The three reference materials IRMM-359a-c (a blank and two SEA-containing materials) will help laboratories in method validation and method performance verification, and will increase the reliability of measuring SEA in cheese at sub nanogram/gram levels.
They were characterised by laboratories which demonstrated competence to ISO/IEC 17025 and using the European Screening Method with the VIDAS SET2 and the Ridascreen SET Total for detection.
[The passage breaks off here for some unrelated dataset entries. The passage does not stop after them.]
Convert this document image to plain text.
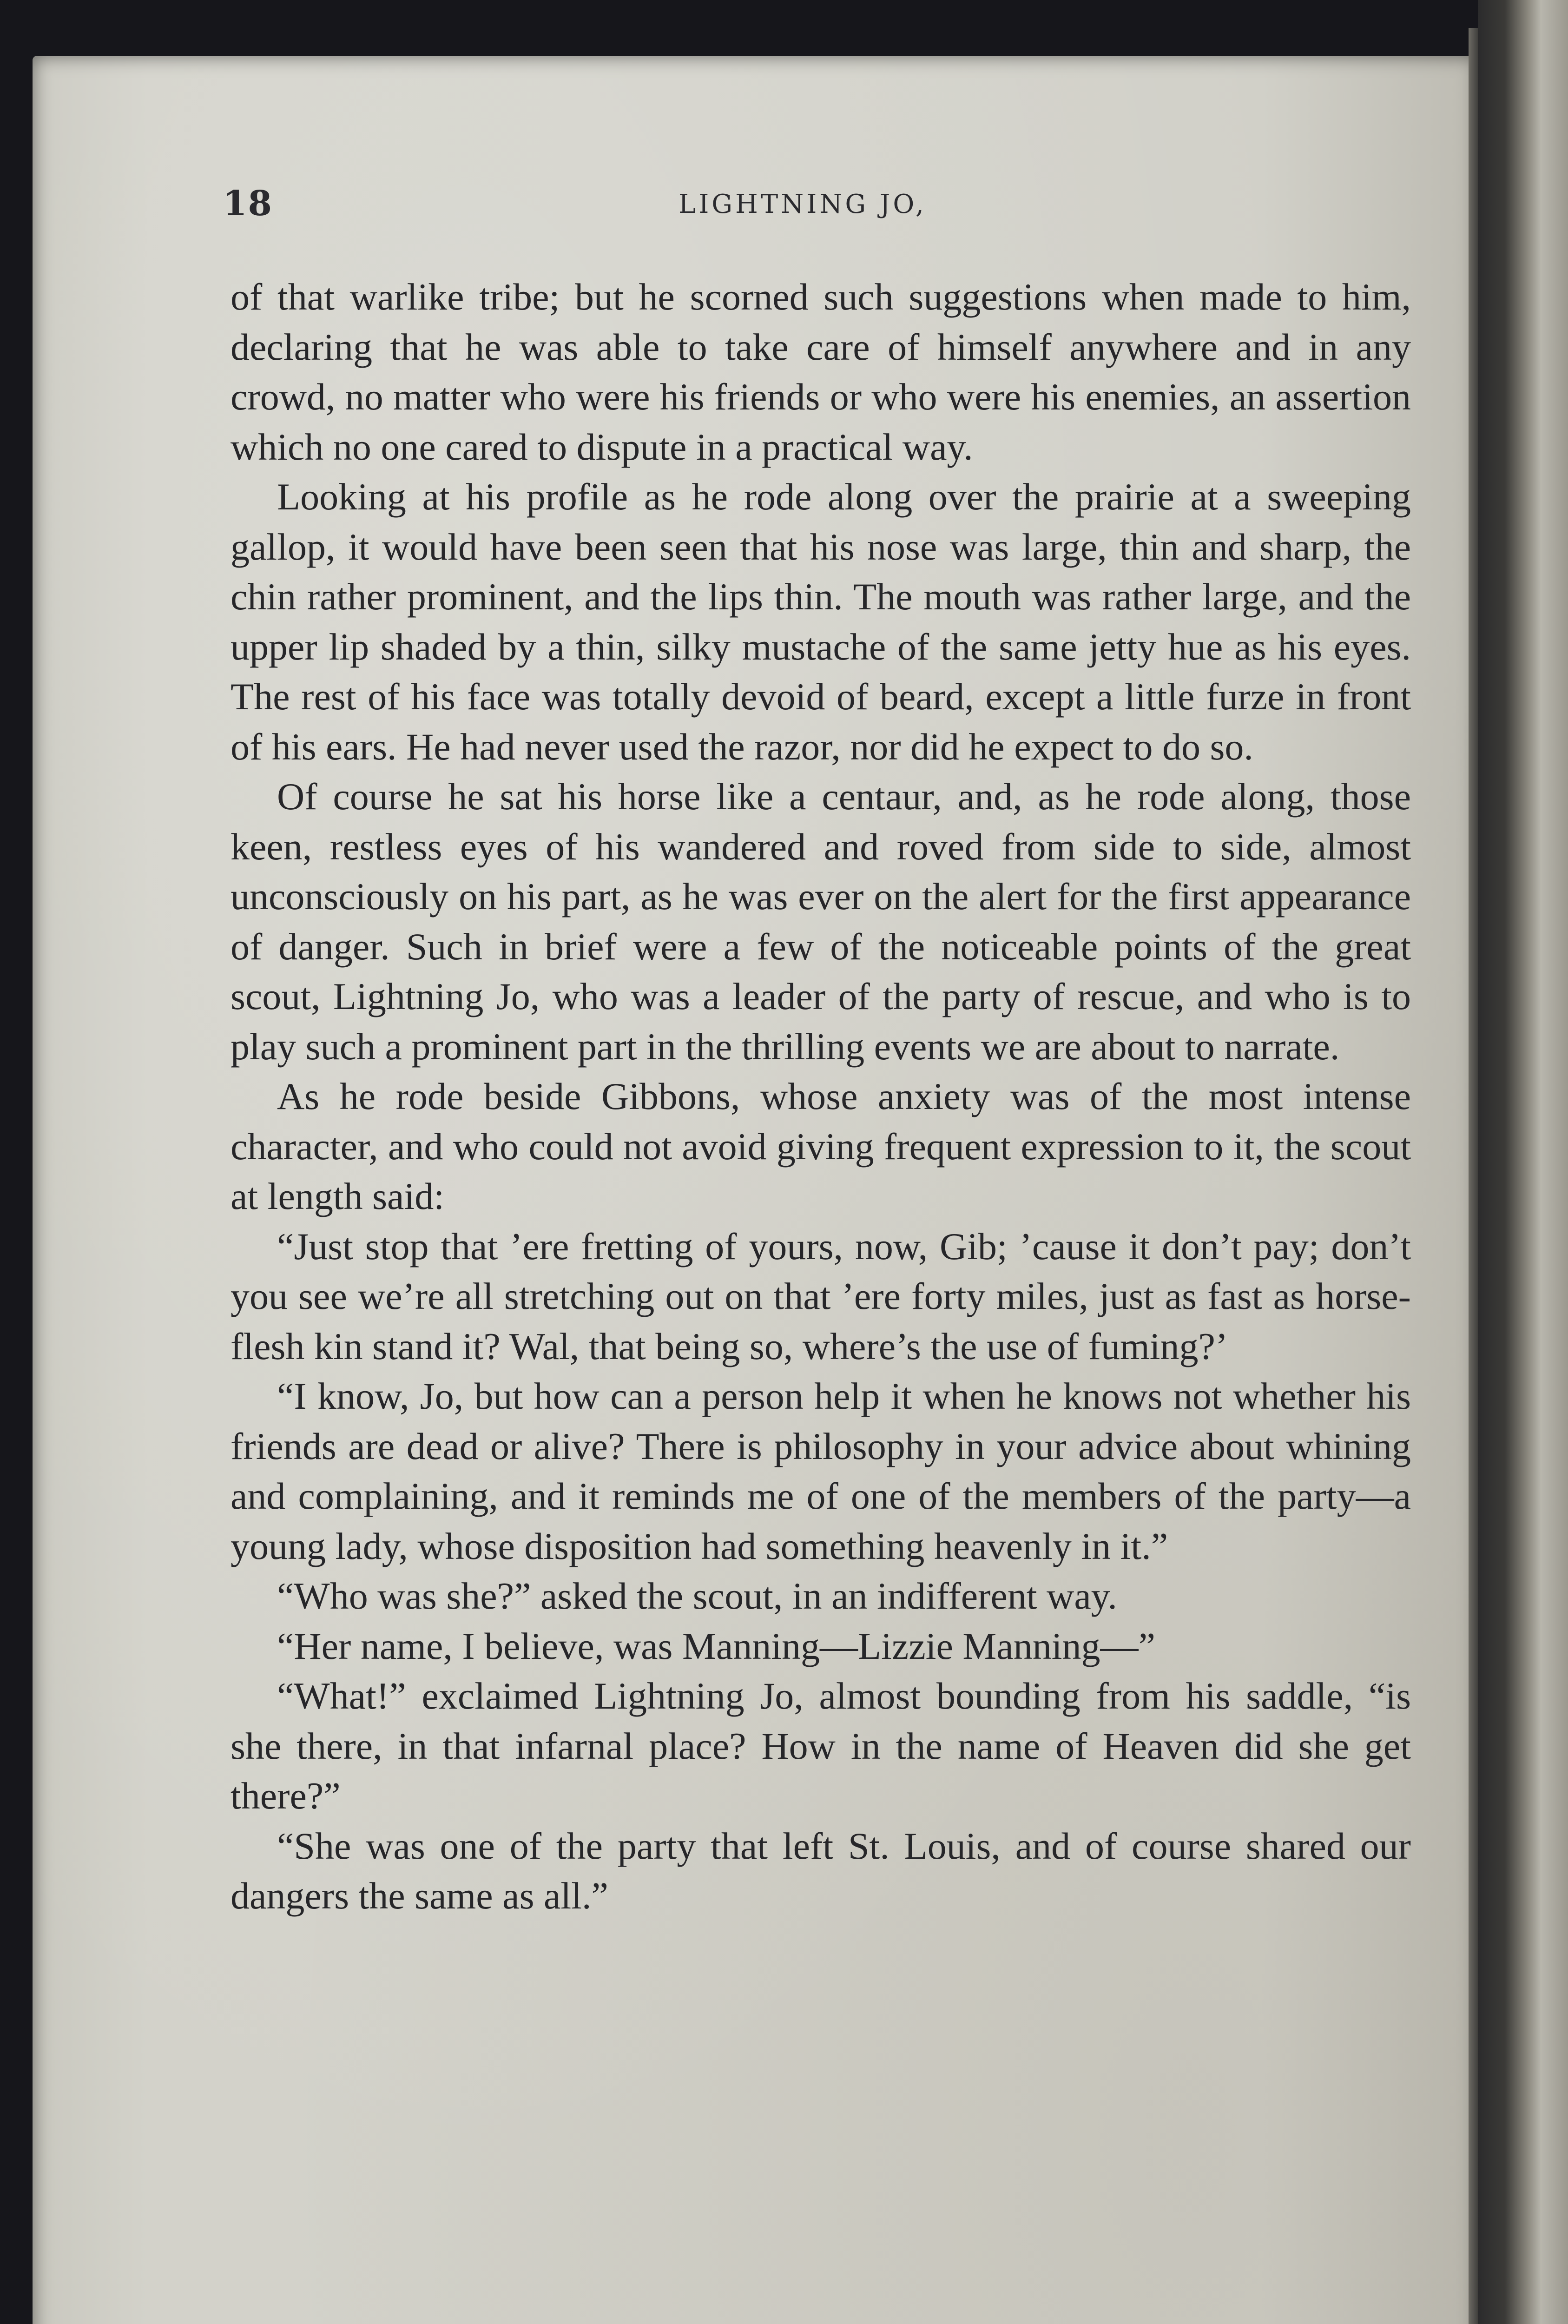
18	LIGHTNING JO,

of that warlike tribe; but he scorned such suggestions when made to him, declaring that he was able to take care of himself anywhere and in any crowd, no matter who were his friends or who were his enemies, an assertion which no one cared to dispute in a practical way.

Looking at his profile as he rode along over the prairie at a sweeping gallop, it would have been seen that his nose was large, thin and sharp, the chin rather prominent, and the lips thin. The mouth was rather large, and the upper lip shaded by a thin, silky mustache of the same jetty hue as his eyes. The rest of his face was totally devoid of beard, except a little furze in front of his ears. He had never used the razor, nor did he expect to do so.

Of course he sat his horse like a centaur, and, as he rode along, those keen, restless eyes of his wandered and roved from side to side, almost unconsciously on his part, as he was ever on the alert for the first appearance of danger. Such in brief were a few of the noticeable points of the great scout, Lightning Jo, who was a leader of the party of rescue, and who is to play such a prominent part in the thrilling events we are about to narrate.

As he rode beside Gibbons, whose anxiety was of the most intense character, and who could not avoid giving frequent expression to it, the scout at length said:

“Just stop that ’ere fretting of yours, now, Gib; ’cause it don’t pay; don’t you see we’re all stretching out on that ’ere forty miles, just as fast as horse-flesh kin stand it? Wal, that being so, where’s the use of fuming?’

“I know, Jo, but how can a person help it when he knows not whether his friends are dead or alive? There is philosophy in your advice about whining and complaining, and it reminds me of one of the members of the party—a young lady, whose disposition had something heavenly in it.”

“Who was she?” asked the scout, in an indifferent way.

“Her name, I believe, was Manning—Lizzie Manning—”

“What!” exclaimed Lightning Jo, almost bounding from his saddle, “is she there, in that infarnal place? How in the name of Heaven did she get there?”

“She was one of the party that left St. Louis, and of course shared our dangers the same as all.”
The inter-laboratory comparison saw 13 laboratories in the characterisation study: six used the ESM/VIDAS, five the ESM/Ridascreen and two applied both. More detail on the procedure can be found here.
Link to outbreaks
JRC said the European Food Safety Authority (EFSA) reported in 2014 that bacterial toxins were involved in 843 of 5,251 (16%) food poisoning outbreaks, and Staphylococcal enterotoxins (SEs) were involved in 393 of those 843 notified outbreaks (46%).
SEA is the SE serotype most frequently involved in foodborne staphylococcal illnesses.
Most outbreaks are due to insufficient hygiene practices during processing, cooking or distribution of food. Insufficient cooling can induce coagulase-positive Staphylococci (CPS) growth and stimulate enterotoxin production, potentially resulting in food poisoning.
European legislation (1441/2007) sets out the reference procedure for SE analysis in milk and dairy products, which is based on extraction, dialysis concentration and immunochemical detection using an approved assay.
Results are expressed qualitatively ("sample contains/does not contain SEs").
The minimum sample intake is 15.1g cheese powder (representing 25g after reconstitution) per replicate analysis, as stipulated in the above regulation.
Preparation of material
A raw cow milk cheese, variety Tomme de Savoie, was chosen as base material.
Raw milk cheese was decrusted, cut into cubes, chopped in a kitchen-type food processor for a short time, freeze-dried, cryogenically milled, and mixed (blank material IRMM-359a).
A second portion of raw milk cheese was decrusted and cut into cubes. After adding water and spiking with a solution of SEA, the sample was homogenised using a high-speed grinder (Ultra-Turrax).
The cheese slurry was freeze-dried, cryogenically milled and mixed with blank cheese powder to get the two SEA-containing materials at SEA target levels of 0.1 and 0.25 ng/g cheese, respectively (IRMM-359b, IRMM-359c).
The work was done with the European Union Reference Laboratory (EURL) for Coagulase-Positive Staphylococci, hosted by the French Agency for Food, Environmental and Occupational Health and Safety (ANSES).